Blaze straightened, a frown furrowing her brows. “Is there any reason Rourke would come after you?”

He looked up at her. “Don’t you have work to do?”

“If anyone should fear Rourke it’s my cousin Cassidy,” she said, going over to the window to look out at the Longhorn Café again.

“You aren’t on that kick again.” He groaned. “You can’t believe that Cassidy set him up for murder.”

“Does it matter if she did or didn’t as long as Rourke thinks she did?”

“It might to Rourke,” Easton said behind her. “You’re counting on him being that hothead who left here. But it’s been eleven years, Blaze. He isn’t going to come back the same man who left. He just might surprise you. Instead of going off half-cocked, he might have had time to figure out some things about the night Forrest was murdered.”

“You think Rourke is going to blame me?” She let out a laugh and turned to look at him. “Rourke was crazy in love with me.”

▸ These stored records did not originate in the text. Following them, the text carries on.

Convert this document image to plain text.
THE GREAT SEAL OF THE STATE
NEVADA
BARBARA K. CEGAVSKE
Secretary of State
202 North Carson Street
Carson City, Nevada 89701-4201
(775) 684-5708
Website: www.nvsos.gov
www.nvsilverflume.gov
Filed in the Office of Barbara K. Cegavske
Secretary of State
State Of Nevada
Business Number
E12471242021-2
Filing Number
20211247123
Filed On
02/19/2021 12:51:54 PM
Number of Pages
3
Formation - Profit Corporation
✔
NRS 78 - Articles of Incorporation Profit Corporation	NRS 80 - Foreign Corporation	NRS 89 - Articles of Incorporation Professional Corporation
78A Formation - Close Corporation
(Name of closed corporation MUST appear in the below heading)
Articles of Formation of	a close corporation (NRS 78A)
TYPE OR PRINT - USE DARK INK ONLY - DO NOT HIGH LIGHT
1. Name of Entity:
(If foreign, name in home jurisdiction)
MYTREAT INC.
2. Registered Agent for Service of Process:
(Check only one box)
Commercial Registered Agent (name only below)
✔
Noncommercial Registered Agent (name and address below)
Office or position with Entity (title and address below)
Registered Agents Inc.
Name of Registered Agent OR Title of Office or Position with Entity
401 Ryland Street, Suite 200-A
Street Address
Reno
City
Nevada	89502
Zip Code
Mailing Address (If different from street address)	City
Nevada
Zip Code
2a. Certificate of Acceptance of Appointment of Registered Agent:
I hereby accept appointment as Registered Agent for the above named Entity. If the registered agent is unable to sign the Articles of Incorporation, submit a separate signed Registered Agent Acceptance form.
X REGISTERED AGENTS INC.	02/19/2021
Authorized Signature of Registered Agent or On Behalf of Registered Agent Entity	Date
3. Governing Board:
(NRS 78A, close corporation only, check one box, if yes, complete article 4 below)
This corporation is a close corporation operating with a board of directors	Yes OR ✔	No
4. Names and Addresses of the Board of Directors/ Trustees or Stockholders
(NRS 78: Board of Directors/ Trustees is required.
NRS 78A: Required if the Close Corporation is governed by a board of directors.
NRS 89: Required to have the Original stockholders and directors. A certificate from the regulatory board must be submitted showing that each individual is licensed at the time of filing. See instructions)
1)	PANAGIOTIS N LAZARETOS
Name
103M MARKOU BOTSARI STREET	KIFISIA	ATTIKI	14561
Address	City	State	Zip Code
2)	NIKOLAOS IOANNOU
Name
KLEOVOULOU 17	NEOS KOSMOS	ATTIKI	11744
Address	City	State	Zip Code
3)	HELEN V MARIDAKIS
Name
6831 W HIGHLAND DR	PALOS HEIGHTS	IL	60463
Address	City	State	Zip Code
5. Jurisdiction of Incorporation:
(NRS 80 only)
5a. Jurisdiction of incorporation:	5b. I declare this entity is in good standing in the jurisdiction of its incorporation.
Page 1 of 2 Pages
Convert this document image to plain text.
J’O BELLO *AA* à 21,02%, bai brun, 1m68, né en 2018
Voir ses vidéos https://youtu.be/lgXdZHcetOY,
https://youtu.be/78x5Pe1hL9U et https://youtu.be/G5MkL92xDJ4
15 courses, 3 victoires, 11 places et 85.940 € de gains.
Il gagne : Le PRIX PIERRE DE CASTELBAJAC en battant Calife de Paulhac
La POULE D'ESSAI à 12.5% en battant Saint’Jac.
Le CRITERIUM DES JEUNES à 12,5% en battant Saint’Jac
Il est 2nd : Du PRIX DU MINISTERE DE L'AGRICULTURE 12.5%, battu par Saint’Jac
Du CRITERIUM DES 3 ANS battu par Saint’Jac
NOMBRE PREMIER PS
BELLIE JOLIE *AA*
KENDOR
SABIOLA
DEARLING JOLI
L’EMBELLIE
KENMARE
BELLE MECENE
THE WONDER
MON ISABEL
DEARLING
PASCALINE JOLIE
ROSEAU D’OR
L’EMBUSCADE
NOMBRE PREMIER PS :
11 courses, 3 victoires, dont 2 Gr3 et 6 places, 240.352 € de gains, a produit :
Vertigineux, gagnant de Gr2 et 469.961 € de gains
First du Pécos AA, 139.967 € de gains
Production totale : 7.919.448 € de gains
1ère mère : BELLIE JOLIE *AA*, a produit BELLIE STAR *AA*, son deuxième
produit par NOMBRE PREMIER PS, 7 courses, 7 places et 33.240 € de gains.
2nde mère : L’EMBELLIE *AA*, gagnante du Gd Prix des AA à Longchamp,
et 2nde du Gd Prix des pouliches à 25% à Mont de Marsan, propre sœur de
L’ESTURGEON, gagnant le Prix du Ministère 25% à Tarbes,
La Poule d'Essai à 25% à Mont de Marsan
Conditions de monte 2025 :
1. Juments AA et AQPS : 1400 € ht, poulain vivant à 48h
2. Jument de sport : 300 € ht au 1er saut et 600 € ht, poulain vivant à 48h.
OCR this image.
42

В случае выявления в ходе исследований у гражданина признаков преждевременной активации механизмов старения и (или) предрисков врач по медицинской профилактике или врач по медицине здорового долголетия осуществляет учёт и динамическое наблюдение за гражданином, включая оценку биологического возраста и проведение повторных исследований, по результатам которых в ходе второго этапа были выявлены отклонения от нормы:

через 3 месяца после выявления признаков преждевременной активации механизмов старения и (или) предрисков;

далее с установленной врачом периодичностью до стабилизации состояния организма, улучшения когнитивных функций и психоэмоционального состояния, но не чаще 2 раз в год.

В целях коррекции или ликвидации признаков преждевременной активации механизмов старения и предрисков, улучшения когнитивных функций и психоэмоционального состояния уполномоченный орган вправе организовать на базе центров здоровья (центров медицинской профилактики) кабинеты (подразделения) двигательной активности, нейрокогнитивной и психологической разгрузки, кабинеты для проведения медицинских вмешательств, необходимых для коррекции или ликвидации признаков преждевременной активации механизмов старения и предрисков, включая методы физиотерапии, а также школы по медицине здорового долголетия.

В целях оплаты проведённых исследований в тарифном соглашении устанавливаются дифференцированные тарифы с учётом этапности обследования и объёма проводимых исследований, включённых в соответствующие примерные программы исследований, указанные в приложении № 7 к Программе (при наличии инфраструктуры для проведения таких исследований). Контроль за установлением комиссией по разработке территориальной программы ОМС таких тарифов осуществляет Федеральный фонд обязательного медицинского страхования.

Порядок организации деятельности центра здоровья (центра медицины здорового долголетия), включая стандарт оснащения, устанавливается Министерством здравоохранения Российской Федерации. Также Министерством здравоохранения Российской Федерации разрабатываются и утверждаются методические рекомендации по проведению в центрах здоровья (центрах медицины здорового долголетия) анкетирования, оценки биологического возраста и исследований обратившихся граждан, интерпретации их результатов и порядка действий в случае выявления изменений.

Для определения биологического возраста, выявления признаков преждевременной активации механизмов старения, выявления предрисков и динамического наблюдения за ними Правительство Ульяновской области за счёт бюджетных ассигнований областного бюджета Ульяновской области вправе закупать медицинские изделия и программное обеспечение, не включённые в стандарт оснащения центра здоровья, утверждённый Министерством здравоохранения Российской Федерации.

“Was being the key word here,” Easton said without looking up at her.

She glared daggers at him. “I take it back. I think you are jealous. Or afraid that Rourke might find out something about you. Let’s not forget that you’re sleeping with me now. Are you worried that Rourke won’t like that?”

Easton laughed without bothering to look up. “I think Rourke probably learned his lesson with Forrest.”

“What does that mean?” she demanded.

“It means Rourke won’t be killing any more men who you’ve slept with. Anyway, where would he start?” Easton laughed.